PlimothPlantation: Patience: Our tradition is the laudable custom of the Dutch. They are married by magistrate. This is not a religious ceremony, but one that is led by someone like the governor.
Kerri: All cultures have a ceremony that brings men and women together. With Wampanoag people it was a private ceremony between the bride and groom. The Pauwau, or medicine person, and the couple's parents attend. Gifts were given, but not to the man and woman. Gifts are given to the parents of the couple. Then there is a huge feast for the whole community.
goko: Why are you called Native Americans?

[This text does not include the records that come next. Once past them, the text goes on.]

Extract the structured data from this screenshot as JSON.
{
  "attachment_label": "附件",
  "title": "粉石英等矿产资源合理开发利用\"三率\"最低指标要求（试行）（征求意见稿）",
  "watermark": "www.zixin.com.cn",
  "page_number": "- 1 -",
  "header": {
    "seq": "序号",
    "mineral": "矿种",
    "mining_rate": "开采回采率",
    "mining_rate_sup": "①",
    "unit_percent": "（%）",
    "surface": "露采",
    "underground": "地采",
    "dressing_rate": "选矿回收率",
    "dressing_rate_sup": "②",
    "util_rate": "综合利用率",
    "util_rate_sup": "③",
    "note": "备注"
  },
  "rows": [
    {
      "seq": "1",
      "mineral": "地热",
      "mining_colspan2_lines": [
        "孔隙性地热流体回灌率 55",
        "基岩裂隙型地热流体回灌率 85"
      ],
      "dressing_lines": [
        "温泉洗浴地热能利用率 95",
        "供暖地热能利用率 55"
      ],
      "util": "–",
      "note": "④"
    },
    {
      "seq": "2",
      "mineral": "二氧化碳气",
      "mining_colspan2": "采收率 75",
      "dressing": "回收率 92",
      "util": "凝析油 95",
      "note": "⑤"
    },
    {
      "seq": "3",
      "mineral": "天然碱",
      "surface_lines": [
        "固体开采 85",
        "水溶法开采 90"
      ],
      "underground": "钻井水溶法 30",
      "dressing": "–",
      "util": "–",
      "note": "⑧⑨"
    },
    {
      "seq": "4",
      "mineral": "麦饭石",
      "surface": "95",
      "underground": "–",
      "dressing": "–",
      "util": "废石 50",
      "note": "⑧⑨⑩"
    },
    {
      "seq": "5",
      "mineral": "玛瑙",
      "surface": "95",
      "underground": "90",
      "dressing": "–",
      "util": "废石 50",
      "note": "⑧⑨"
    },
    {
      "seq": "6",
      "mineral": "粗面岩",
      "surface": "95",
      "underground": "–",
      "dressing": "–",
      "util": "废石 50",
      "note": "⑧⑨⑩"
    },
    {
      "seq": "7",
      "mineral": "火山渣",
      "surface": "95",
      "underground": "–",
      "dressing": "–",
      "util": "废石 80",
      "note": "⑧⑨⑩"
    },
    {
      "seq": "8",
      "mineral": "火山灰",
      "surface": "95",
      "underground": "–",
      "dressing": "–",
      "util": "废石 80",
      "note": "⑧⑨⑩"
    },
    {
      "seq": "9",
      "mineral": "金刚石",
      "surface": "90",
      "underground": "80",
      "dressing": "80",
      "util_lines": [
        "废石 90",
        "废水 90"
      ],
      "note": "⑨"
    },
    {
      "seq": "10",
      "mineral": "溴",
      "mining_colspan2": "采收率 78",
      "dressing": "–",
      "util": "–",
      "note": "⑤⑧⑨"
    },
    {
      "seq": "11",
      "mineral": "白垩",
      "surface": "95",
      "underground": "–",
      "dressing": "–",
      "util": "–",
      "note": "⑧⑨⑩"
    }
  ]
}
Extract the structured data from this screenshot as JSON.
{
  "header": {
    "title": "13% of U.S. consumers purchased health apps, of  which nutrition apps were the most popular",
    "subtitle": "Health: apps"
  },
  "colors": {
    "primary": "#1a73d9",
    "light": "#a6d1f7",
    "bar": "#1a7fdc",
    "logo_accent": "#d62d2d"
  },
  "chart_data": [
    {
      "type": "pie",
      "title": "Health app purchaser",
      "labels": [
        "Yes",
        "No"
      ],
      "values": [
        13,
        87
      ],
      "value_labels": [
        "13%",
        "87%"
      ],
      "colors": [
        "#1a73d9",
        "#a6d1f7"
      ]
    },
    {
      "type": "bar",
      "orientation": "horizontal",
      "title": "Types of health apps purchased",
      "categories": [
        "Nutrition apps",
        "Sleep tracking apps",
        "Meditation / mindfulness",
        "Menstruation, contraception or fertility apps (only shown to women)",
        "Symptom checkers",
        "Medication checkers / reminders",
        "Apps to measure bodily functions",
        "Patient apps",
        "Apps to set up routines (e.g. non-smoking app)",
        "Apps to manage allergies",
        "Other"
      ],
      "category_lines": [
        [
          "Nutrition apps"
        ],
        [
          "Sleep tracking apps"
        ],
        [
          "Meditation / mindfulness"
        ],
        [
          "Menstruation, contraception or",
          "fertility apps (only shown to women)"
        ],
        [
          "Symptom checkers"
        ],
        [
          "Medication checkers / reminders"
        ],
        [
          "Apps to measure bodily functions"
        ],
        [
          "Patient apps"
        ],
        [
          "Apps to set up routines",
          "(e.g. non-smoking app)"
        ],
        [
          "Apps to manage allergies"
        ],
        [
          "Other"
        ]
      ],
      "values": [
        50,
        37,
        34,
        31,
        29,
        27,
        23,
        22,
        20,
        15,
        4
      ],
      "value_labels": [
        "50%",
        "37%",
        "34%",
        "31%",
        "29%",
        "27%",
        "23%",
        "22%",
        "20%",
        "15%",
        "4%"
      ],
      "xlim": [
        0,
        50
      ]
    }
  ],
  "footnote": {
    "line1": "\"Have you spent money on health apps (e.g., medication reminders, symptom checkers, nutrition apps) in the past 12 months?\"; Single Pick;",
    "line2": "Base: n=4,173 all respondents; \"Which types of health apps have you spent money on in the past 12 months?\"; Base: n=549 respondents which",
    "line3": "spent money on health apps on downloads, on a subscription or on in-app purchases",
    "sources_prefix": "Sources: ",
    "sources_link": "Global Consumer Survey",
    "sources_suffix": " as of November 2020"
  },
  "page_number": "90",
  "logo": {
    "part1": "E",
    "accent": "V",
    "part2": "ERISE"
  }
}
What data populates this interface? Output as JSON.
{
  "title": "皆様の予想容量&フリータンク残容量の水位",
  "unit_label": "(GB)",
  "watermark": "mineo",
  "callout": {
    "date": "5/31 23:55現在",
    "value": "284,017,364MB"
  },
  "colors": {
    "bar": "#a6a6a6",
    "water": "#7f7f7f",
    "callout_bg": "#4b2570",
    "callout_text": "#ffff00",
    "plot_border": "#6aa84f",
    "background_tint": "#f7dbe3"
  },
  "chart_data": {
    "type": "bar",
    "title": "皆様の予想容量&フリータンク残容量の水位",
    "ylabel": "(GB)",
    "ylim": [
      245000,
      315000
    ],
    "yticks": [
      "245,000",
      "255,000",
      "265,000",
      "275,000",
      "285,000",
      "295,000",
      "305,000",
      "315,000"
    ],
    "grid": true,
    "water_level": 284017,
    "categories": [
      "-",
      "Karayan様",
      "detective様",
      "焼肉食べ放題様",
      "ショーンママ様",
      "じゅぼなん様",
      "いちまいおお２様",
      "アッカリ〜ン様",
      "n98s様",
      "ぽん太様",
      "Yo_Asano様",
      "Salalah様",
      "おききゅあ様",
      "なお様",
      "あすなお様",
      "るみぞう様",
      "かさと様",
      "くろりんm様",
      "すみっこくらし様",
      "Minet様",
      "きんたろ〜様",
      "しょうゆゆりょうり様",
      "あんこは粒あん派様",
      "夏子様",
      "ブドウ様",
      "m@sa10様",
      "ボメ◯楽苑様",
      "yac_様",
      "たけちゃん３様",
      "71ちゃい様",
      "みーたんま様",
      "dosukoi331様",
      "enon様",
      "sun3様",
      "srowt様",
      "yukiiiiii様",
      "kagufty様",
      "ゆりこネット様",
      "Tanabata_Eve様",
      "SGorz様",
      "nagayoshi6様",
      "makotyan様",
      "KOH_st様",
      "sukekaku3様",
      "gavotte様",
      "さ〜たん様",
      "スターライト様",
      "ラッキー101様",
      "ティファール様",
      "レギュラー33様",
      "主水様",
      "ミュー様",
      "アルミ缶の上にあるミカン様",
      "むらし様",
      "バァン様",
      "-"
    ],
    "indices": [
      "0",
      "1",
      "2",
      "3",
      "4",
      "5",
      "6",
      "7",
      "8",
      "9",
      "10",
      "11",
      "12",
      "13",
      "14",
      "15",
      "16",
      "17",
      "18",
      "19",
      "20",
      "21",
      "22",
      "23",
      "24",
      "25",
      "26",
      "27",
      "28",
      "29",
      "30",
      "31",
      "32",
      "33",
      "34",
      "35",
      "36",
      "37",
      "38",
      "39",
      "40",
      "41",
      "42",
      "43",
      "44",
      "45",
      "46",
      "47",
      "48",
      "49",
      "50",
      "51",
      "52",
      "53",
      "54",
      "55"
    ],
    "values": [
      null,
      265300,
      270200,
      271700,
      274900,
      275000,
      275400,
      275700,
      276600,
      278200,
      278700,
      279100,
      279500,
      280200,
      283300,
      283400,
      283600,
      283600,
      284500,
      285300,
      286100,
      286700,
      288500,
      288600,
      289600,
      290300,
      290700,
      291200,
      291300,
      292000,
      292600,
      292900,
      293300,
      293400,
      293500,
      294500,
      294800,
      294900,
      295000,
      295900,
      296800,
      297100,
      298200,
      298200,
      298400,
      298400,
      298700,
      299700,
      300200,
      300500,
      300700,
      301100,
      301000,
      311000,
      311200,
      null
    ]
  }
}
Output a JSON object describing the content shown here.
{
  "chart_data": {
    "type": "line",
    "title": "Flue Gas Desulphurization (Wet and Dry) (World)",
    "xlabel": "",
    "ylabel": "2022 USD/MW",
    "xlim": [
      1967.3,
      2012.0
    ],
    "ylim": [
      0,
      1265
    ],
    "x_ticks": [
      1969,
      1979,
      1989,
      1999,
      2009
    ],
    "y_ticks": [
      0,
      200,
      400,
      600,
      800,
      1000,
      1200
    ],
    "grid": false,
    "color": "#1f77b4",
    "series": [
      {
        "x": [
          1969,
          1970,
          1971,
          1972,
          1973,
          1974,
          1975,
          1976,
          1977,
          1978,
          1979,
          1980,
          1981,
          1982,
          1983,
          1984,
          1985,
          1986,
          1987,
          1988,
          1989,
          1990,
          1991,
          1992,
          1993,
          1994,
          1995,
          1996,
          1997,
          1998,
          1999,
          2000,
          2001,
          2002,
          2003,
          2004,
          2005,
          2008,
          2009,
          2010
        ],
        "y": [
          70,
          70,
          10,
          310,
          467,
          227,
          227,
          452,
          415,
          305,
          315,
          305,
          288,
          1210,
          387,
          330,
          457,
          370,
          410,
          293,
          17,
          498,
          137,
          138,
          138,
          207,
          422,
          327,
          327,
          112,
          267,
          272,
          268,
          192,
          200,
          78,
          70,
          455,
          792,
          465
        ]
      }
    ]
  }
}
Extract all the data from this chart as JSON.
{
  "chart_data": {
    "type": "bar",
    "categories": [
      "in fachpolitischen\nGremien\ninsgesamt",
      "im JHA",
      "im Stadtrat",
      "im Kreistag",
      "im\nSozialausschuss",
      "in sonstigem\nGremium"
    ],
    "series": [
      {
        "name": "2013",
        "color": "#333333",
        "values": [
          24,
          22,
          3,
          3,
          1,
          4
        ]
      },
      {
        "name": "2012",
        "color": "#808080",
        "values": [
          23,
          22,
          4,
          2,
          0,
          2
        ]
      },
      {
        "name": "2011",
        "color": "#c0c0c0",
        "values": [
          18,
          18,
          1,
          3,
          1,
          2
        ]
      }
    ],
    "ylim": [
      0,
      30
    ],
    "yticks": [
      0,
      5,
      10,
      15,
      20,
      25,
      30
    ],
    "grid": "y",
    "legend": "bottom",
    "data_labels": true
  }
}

Kerri: We don't call ourselves Native Americans. We were here before it was called America! We call ourselves by the name of our nations. There are over 500 nations in the United States. We call ours Wampanoag.
ascheidtkes: Were there any of the Wampanoag people that went to England, learned English, and then came back?
PlimothPlantation: Kerri: Wampanoag men along the coast were sometimes kidnapped and taken to Europe. Sometimes they were shown to prove how healthy New England was. Sometimes they would be taught the language so they could be brought back and used as interpreters.
Kerri: Squanto was one of those men!
Second grade Smarties: What did you use to write with? How did you make ink?
PlimothPlantation: Patience: We use a quill made from a goose or turkey feather.
Patience: The ink is sent over from England. It comes as a powder that we add water to.
suzannesnow: Kerri, What traditions are you most proud of?
PlimothPlantation: Kerri: All of them, really! Practicing and preserving traditional skills is very important to us, especially now.
Kerri: I am most proud that I can speak our language to my four-year-old son and he can understand me!
centennialcoyotes: Our Centennial Coyotes are very thankful for what you are doing today. What are you most thankful for?
PlimothPlantation: Patience: I am thankful for God's good providence. My brothers and sisters are all alive and well. And this land is a very fat place to live. Life here grows sweeter every year.
Kerri: I am thankful for everyone and everything that the Creator put on this earth. I give thanks every day.
PlimothPlantation: Kerri and Patience: We are thankful to be speaking together to all of you, and that so many of you asked such good questions!
Thank you all for chatting. Good-bye!